Un carrettino dipinto di bianco, parcheggiato sul marciapiede, un’insegna all’antica, una vetrina dimessa da cui si invitano i passanti a gettare uno sguardo sulle rarità. Walter è un uomo mingherlino sulla cinquantina, dai modi educati ma senza affettazione. Sta sempre seduto dietro il suo bancone-scrivania a leggere o catalogare i nuovi arrivi. Ha una spiccata passione per la fotografia in bianco e nero, motivo delle mie assidue peregrinazioni; ritengo infatti possa vantare alcuni degli album più belli dedicati alla città prima della distruzione nella seconda guerra mondiale. 

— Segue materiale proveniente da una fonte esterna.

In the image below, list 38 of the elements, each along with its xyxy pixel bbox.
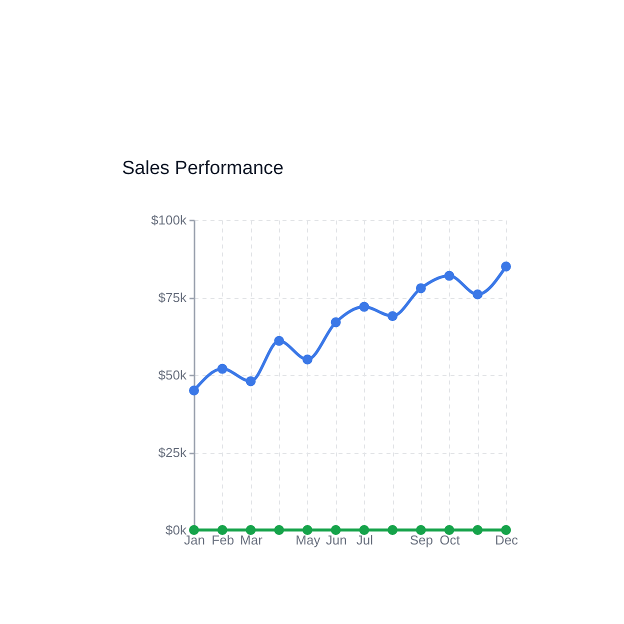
point [444, 525, 454, 535]
point [217, 525, 228, 535]
point [388, 311, 398, 322]
point [274, 336, 284, 346]
point [246, 525, 256, 535]
point [472, 289, 483, 300]
y-tick-label: $0k [166, 522, 187, 538]
point [359, 525, 370, 535]
point [359, 302, 370, 312]
point [501, 525, 511, 535]
x-tick-label: Sep [410, 532, 433, 548]
x-tick-label: Jun [326, 532, 347, 548]
point [472, 525, 483, 535]
point [189, 525, 199, 535]
x-tick-label: Feb [212, 532, 234, 548]
point [302, 354, 312, 364]
point [330, 317, 341, 328]
y-tick-label: $75k [158, 290, 187, 305]
x-tick-label: May [296, 532, 321, 548]
y-tick-label: $50k [158, 368, 187, 382]
x-tick-label: Mar [240, 532, 264, 548]
point [217, 364, 228, 374]
point [302, 525, 312, 535]
point [274, 525, 284, 535]
x-tick-label: Jul [356, 532, 374, 548]
point [416, 283, 426, 294]
point [388, 525, 398, 535]
point [246, 376, 256, 386]
point [189, 386, 199, 396]
y-tick-label: $100k [151, 212, 187, 228]
point [444, 270, 454, 281]
point [330, 525, 341, 535]
point [501, 262, 511, 272]
x-tick-label: Dec [494, 532, 519, 548]
y-tick-label: $25k [158, 445, 187, 460]
x-tick-label: Oct [440, 532, 460, 548]
chart-title: Sales Performance [122, 158, 284, 179]
point [416, 525, 426, 535]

Quando ci si chiude alle spalle la porta a vetri, il caos scompare e s’infrange nell’ambiente ovattato delle scaffalature, immerso in una semioscurità rotta soltanto dalla lampada da tavolo del proprietario. Che fuori ci sia il sole o piova a dirotto, lì dentro la luce non cambia mai. È un tempo fisso quello che Walter offre a chi lo cerca. Il suo stesso modo di parlare ne è una prova tangibile. Una soccorrevole sorpresa per il visitatore che intenda affacciarsi su un’altra città, distanziandosi per qualche momento da quel martellare seducente della superficie che tanto ha da narrare ma dove non è escluso che ci si smarrisca.